The company attributed the revenue slump to significant currency devaluations and a notable decrease in corporate sales, particularly within its Egyptian market, when compared to the same period last year.

First-party sales revenue was $17.8 million, down 21% year-over-year or down 9% on a constant currency basis, similarly impacted by lower first-party corporate sales in Egypt and currency movements.

“Driven by strong underlying growth in our core consumer business and decisive actions to improve efficiency, we are updating our financial outlook,” said CEO Francis Dufay, who remained optimistic.

“We believe to be on track for the fourth quarter of 2026, targeting full-year profitability on a loss before income tax basis in 2027. These updates reflect positive momentum and our commitment to achieving profitability.”

Key takeaways:

  • Jumia’s reported revenue of $36.3 million for Q1 2025
  • Operational losses grew to $18.7 million
  • Quarterly active users grew to 2.1 million

The value of total orders (GMV) declined to $161.7 million despite the number of orders increasing 12% year-over-year to 5.1 million. Adjusted for perimeter effects, orders from upcountry regions represented 58% of total orders in the first quarter of 2025, up from 50% in the prior-year period.

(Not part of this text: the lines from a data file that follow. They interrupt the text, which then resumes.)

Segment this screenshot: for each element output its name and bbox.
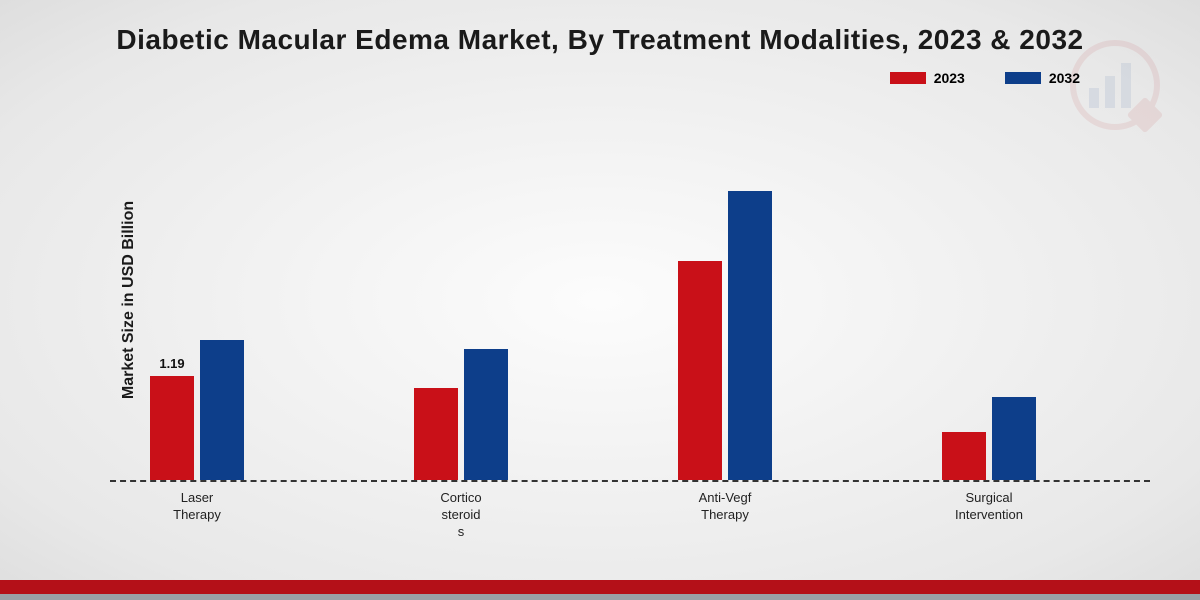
bar-antivegf-2032 (728, 191, 772, 480)
legend-swatch-2023 (890, 72, 926, 84)
plot-area (110, 130, 1150, 480)
footer-bar-gray (0, 594, 1200, 600)
chart-container: Diabetic Macular Edema Market, By Treatm… (0, 0, 1200, 600)
bar-cortico-2023 (414, 388, 458, 480)
legend: 2023 2032 (890, 70, 1080, 86)
bar-surgical-2032 (992, 397, 1036, 480)
x-label-antivegf: Anti-VegfTherapy (665, 490, 785, 524)
legend-swatch-2032 (1005, 72, 1041, 84)
legend-item-2023: 2023 (890, 70, 965, 86)
bar-surgical-2023 (942, 432, 986, 480)
x-axis-baseline (110, 480, 1150, 482)
legend-label-2032: 2032 (1049, 70, 1080, 86)
bar-laser-2023 (150, 376, 194, 480)
legend-item-2032: 2032 (1005, 70, 1080, 86)
legend-label-2023: 2023 (934, 70, 965, 86)
x-label-laser: LaserTherapy (137, 490, 257, 524)
x-label-cortico: Corticosteroids (401, 490, 521, 541)
watermark-bars (1089, 58, 1144, 108)
x-label-surgical: SurgicalIntervention (929, 490, 1049, 524)
chart-title: Diabetic Macular Edema Market, By Treatm… (0, 24, 1200, 56)
bar-laser-2032 (200, 340, 244, 480)
data-label: 1.19 (140, 356, 204, 371)
footer-bar (0, 580, 1200, 600)
bar-cortico-2032 (464, 349, 508, 480)
bar-antivegf-2023 (678, 261, 722, 480)
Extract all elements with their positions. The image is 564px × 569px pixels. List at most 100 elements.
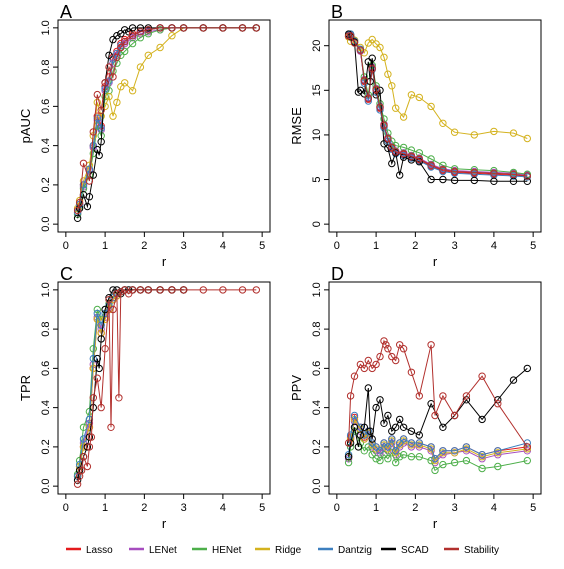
data-point bbox=[252, 24, 260, 32]
x-tick-label: 1 bbox=[373, 502, 379, 514]
data-point bbox=[168, 32, 176, 40]
data-point bbox=[113, 53, 121, 61]
data-point bbox=[109, 296, 117, 304]
legend-label: Ridge bbox=[275, 545, 302, 556]
data-point bbox=[79, 443, 88, 451]
data-point bbox=[415, 453, 423, 461]
series-dantzig bbox=[73, 286, 188, 480]
data-point bbox=[128, 24, 137, 32]
data-point bbox=[97, 335, 105, 343]
series-stability bbox=[344, 337, 531, 451]
data-point bbox=[350, 372, 359, 380]
data-point bbox=[407, 368, 416, 376]
data-point bbox=[364, 356, 372, 365]
legend: Lasso LENet HENet Ridge Dantzig SCAD Stability bbox=[66, 545, 499, 556]
data-point bbox=[156, 286, 164, 294]
data-point bbox=[450, 128, 459, 136]
data-point bbox=[380, 451, 388, 459]
x-tick-label: 0 bbox=[334, 240, 340, 252]
data-point bbox=[346, 431, 355, 439]
plot-frame bbox=[328, 19, 542, 233]
data-point bbox=[396, 341, 404, 349]
series-henet bbox=[344, 30, 531, 178]
y-tick-label: 0.6 bbox=[311, 361, 323, 376]
plot-frame bbox=[328, 281, 542, 495]
data-point bbox=[85, 177, 94, 185]
data-point bbox=[494, 447, 502, 455]
data-point bbox=[101, 315, 109, 323]
data-point bbox=[478, 415, 486, 424]
data-point bbox=[427, 341, 435, 349]
data-point bbox=[382, 341, 390, 349]
series-line bbox=[77, 289, 184, 477]
data-point bbox=[494, 462, 502, 471]
data-point bbox=[77, 466, 86, 475]
data-point bbox=[380, 140, 388, 148]
data-point bbox=[431, 455, 439, 463]
legend-item-stability: Stability bbox=[444, 545, 499, 556]
y-tick-label: 0.0 bbox=[40, 216, 52, 231]
data-point bbox=[344, 453, 353, 461]
y-tick-label: 1.0 bbox=[40, 20, 52, 35]
data-point bbox=[93, 374, 102, 382]
data-point bbox=[89, 128, 98, 136]
x-tick-label: 3 bbox=[181, 502, 187, 514]
data-point bbox=[407, 439, 416, 447]
data-point bbox=[490, 169, 498, 178]
data-point bbox=[168, 24, 176, 32]
data-point bbox=[346, 32, 355, 40]
data-point bbox=[384, 345, 392, 353]
data-point bbox=[97, 403, 105, 412]
x-tick-label: 2 bbox=[412, 240, 418, 252]
y-tick-label: 0.4 bbox=[40, 400, 52, 415]
x-tick-label: 3 bbox=[452, 502, 458, 514]
data-point bbox=[368, 451, 376, 459]
data-point bbox=[168, 286, 176, 294]
x-tick-label: 5 bbox=[259, 240, 265, 252]
data-point bbox=[75, 204, 84, 213]
data-point bbox=[105, 296, 113, 304]
x-tick-label: 4 bbox=[220, 240, 226, 252]
data-point bbox=[93, 90, 102, 99]
x-axis-label: r bbox=[162, 254, 167, 269]
data-point bbox=[380, 441, 388, 449]
data-point bbox=[415, 392, 423, 400]
panel-letter: A bbox=[60, 2, 72, 22]
data-point bbox=[523, 172, 531, 180]
data-point bbox=[427, 102, 435, 111]
data-point bbox=[73, 206, 82, 215]
data-point bbox=[388, 159, 396, 168]
y-tick-label: 0.0 bbox=[311, 478, 323, 493]
data-point bbox=[364, 384, 372, 392]
data-point bbox=[238, 24, 247, 32]
series-line bbox=[348, 35, 528, 177]
data-point bbox=[93, 114, 102, 122]
data-point bbox=[399, 113, 408, 121]
data-point bbox=[376, 449, 384, 457]
legend-item-henet: HENet bbox=[192, 545, 242, 556]
data-point bbox=[396, 439, 404, 447]
legend-label: Dantzig bbox=[338, 545, 372, 556]
x-tick-label: 2 bbox=[412, 502, 418, 514]
data-point bbox=[109, 73, 117, 81]
data-point bbox=[366, 427, 374, 435]
y-tick-label: 15 bbox=[311, 84, 323, 96]
data-point bbox=[121, 47, 129, 56]
data-point bbox=[93, 354, 102, 363]
data-point bbox=[494, 451, 502, 459]
y-tick-label: 0.2 bbox=[40, 439, 52, 454]
panel-c: C 0 1 2 3 4 5 0.0 0.2 0.4 0.6 0.8 1.0 r TPR bbox=[18, 264, 271, 531]
data-point bbox=[388, 427, 396, 435]
data-point bbox=[85, 193, 94, 201]
data-point bbox=[450, 447, 459, 455]
data-point bbox=[85, 165, 94, 173]
data-point bbox=[427, 161, 435, 170]
data-point bbox=[109, 305, 117, 314]
series-line bbox=[348, 34, 528, 176]
data-point bbox=[125, 290, 133, 298]
data-point bbox=[364, 443, 372, 451]
panel-b: B 0 1 2 3 4 5 0 5 10 15 20 r RMSE bbox=[289, 2, 542, 269]
data-point bbox=[238, 286, 247, 294]
legend-item-dantzig: Dantzig bbox=[318, 545, 372, 556]
data-point bbox=[376, 396, 384, 404]
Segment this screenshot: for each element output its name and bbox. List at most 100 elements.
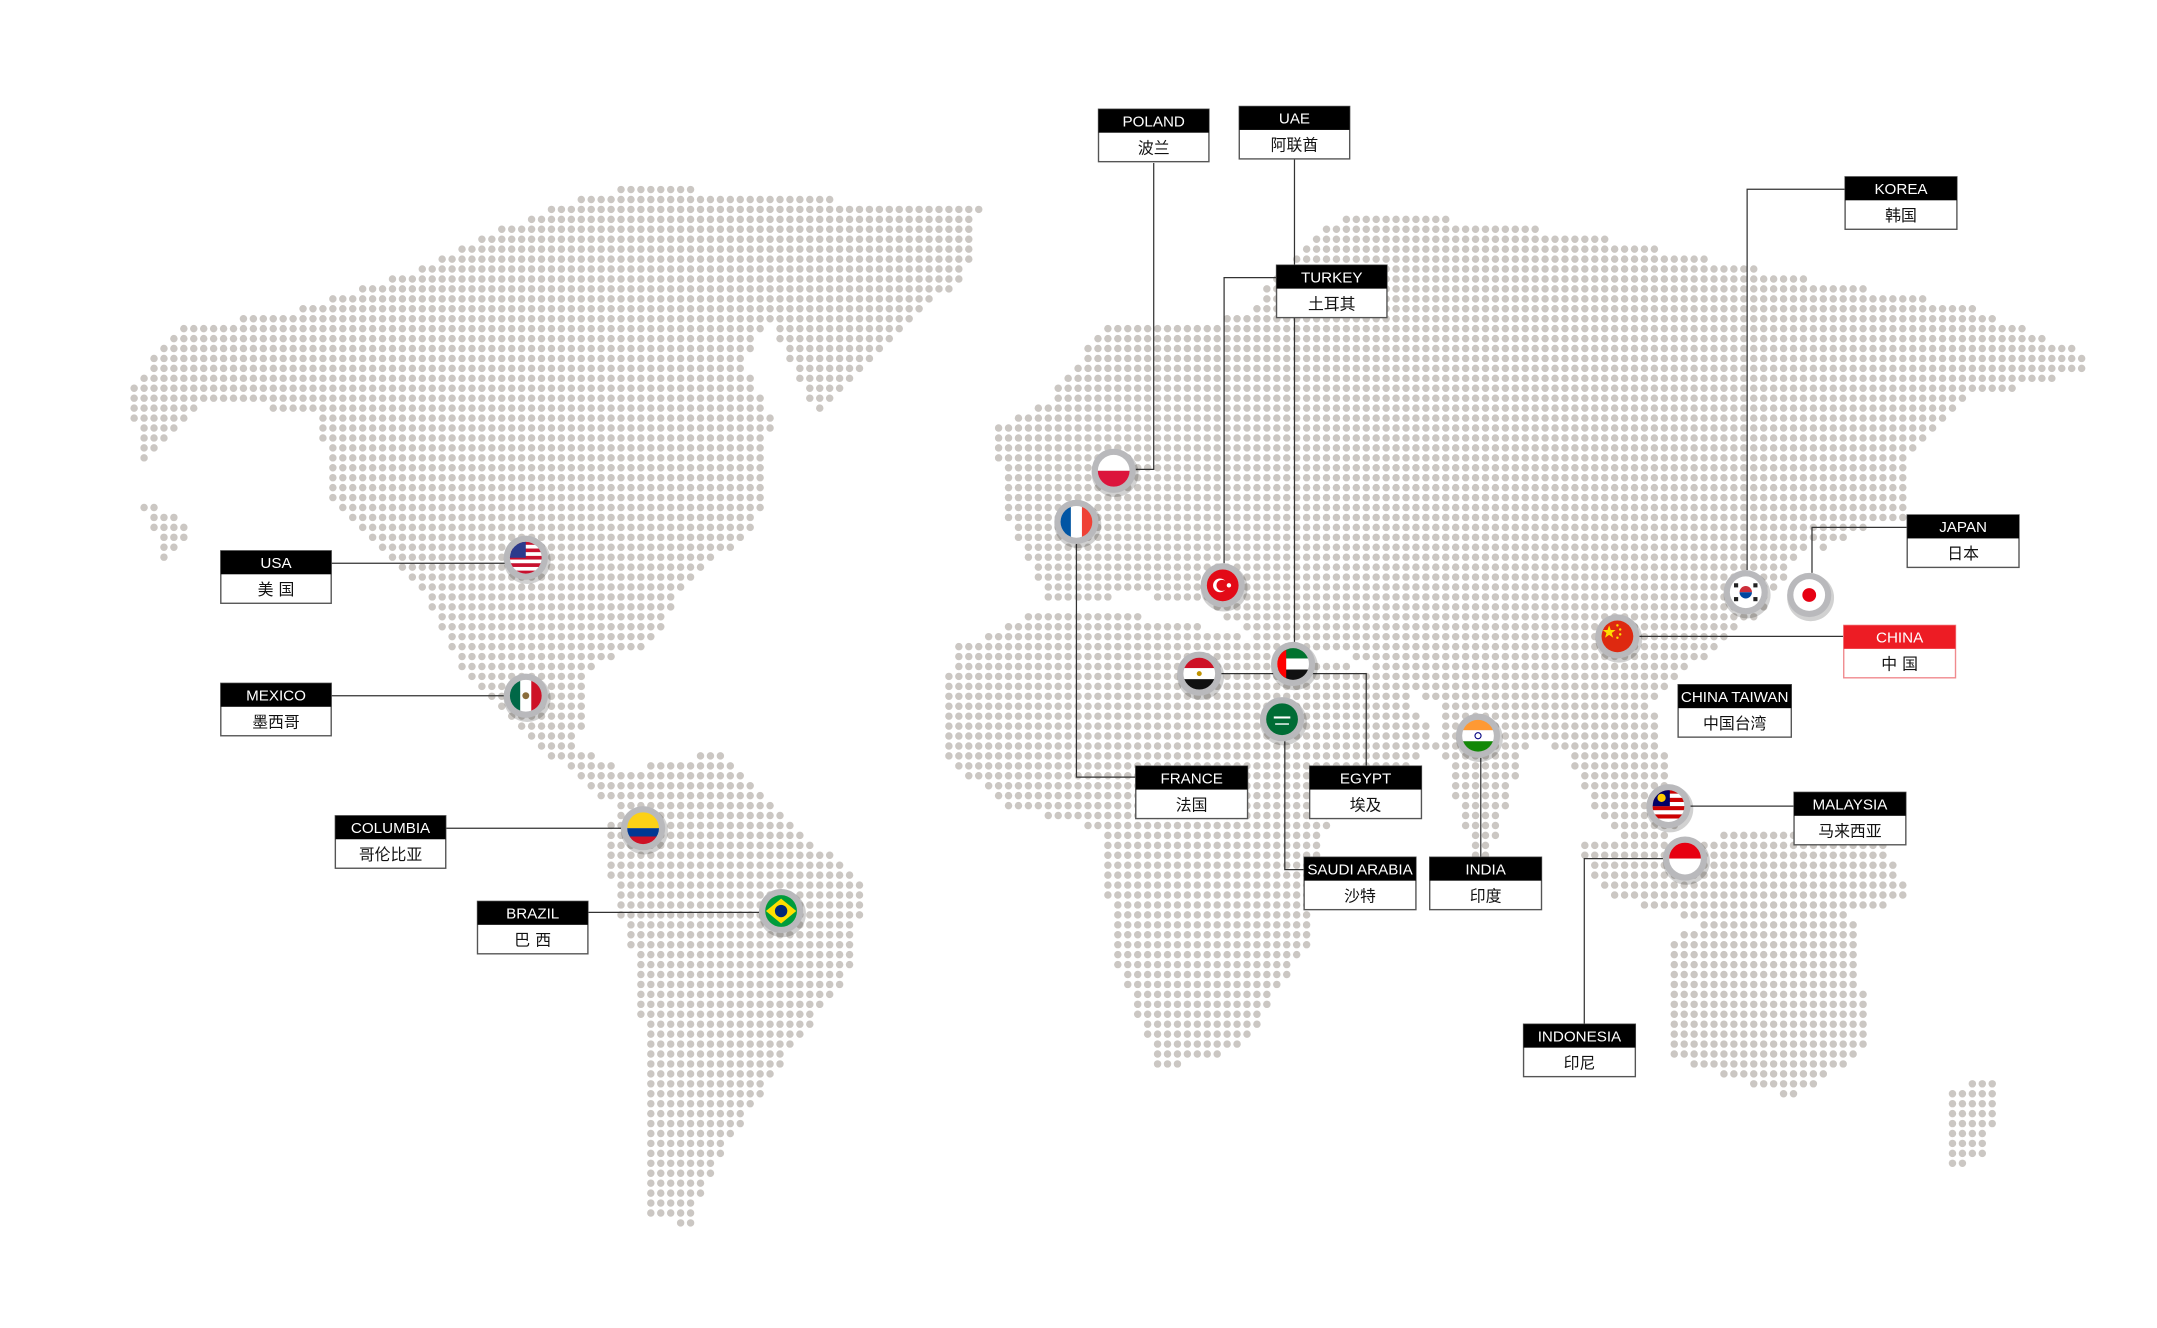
map-dot [1173,454,1182,462]
map-dot [1481,414,1490,422]
map-dot [1322,523,1331,532]
map-dot [1074,414,1082,422]
map-dot [1451,314,1460,323]
map-dot [1402,513,1410,522]
map-dot [378,414,387,422]
map-dot [1074,583,1082,591]
map-dot [1432,404,1440,412]
map-dot [468,354,476,363]
map-dot [1620,334,1629,343]
map-dot [1759,473,1768,482]
map-dot [1620,324,1629,333]
map-dot [1889,473,1897,482]
map-dot [1402,225,1410,234]
map-dot [1690,255,1698,263]
map-dot [1680,573,1688,581]
map-dot [1799,464,1808,472]
map-dot [1312,454,1321,462]
map-dot [537,225,546,234]
map-dot [1511,305,1520,313]
map-dot [1829,354,1837,363]
map-dot [1869,295,1877,303]
map-dot [1471,533,1480,542]
map-dot [170,334,178,343]
map-dot [309,334,317,343]
map-dot [1253,334,1261,343]
map-dot [289,324,297,333]
map-dot [1143,344,1152,353]
map-dot [726,543,735,551]
map-dot [637,364,645,373]
map-dot [1302,404,1311,412]
map-dot [1998,384,2006,392]
map-dot [557,424,566,432]
map-dot [1630,324,1639,333]
map-dot [438,464,446,472]
map-dot [1789,275,1798,283]
map-dot [1899,464,1907,472]
map-dot [1054,414,1062,422]
map-dot [160,344,168,353]
map-dot [249,394,258,402]
map-dot [1173,493,1182,502]
map-dot [1839,493,1847,502]
map-dot [1442,344,1450,353]
map-dot [488,543,496,551]
map-dot [1869,513,1877,522]
map-dot [1591,483,1599,492]
map-dot [458,563,466,571]
map-dot [378,295,387,303]
map-dot [657,424,665,432]
map-dot [1799,295,1808,303]
map-dot [1561,573,1569,581]
map-dot [1004,454,1013,462]
map-dot [855,285,864,293]
map-dot [1382,493,1390,502]
map-dot [597,543,605,551]
map-dot [408,324,417,333]
map-dot [1263,374,1271,383]
map-dot [647,424,655,432]
map-dot [527,513,536,522]
map-dot [1809,364,1818,373]
map-dot [358,444,367,452]
map-dot [299,354,307,363]
map-dot [1501,583,1510,591]
map-dot [1263,324,1271,333]
map-dot [140,444,148,452]
map-dot [706,444,715,452]
map-dot [408,444,417,452]
map-dot [676,235,685,243]
map-dot [1163,473,1172,482]
map-dot [557,334,566,343]
map-dot [1918,364,1927,373]
map-dot [1600,374,1609,383]
map-dot [1581,493,1589,502]
map-dot [617,543,625,551]
map-dot [1531,384,1539,392]
map-dot [666,364,675,373]
map-dot [1352,493,1361,502]
map-dot [895,255,903,263]
map-dot [1859,454,1867,462]
map-dot [1620,245,1629,253]
map-dot [1283,394,1291,402]
map-dot [1789,334,1798,343]
map-dot [696,503,705,512]
map-dot [358,503,367,512]
map-dot [1253,483,1261,492]
map-dot [617,215,625,224]
map-dot [1193,334,1202,343]
map-dot [1203,404,1211,412]
map-dot [716,503,725,512]
map-dot [1511,295,1520,303]
map-dot [418,305,427,313]
map-dot [1531,354,1539,363]
map-dot [1283,364,1291,373]
map-dot [1014,414,1023,422]
map-dot [468,344,476,353]
map-dot [1918,314,1927,323]
map-dot [1163,374,1172,383]
map-dot [786,354,794,363]
map-dot [488,553,496,561]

Operating losses widened to $18.7 million, compared to $8.3 million in the same period last year.

This quarter, Jumia attracted 2.1 million customers compared to 1.9 million in Q1 2024. It will continue to leverage low-cost acquisition channels involving radio jingles, SEO and CRM strategies to retain customers.

Jumia has taken several steps to improve its financial performance, including exiting non-core markets and raising capital through a secondary share offering. However, achieving profitability remains a significant challenge due to ongoing economic uncertainties.

Regarding cash efficiency, Jumia has a cash balance of $61.6 million and a liquidity position of $110.7 million. The company said the liquidity position decreased by $23.2 million in the first quarter of 2025, compared to a decrease of $19.1 million in the first quarter of 2024, and a decrease of $30.6 million in the fourth quarter of 2024.

Net cash used in operating activities rose to $21.2 million in the first quarter of 2025, primarily driven by a negative working capital contribution of $8.0 million, largely reflecting higher inventory levels built up to ensure product availability and assortment ahead of the Jumia Anniversary campaign.

The yearly event is set to launch in early May, earlier than in 2024. In addition, the company reported $0.9 million in capital expenditures in the first quarter.

JumiaPay transactions reached $2 million by March 2025, up 1% year-over-year. The growth was driven by increased penetration of JumiaPay on delivery in Q1 2025. There are also ongoing efforts to streamline the user experience to increase cashless orders, positioning the payment arm as an enabler of the company’s e-commerce architecture

Today, Jumia’s share price has fallen 4%, demonstrating a depreciating level of shareholder confidence. The stock currently trades at $2.40 at the time of this report.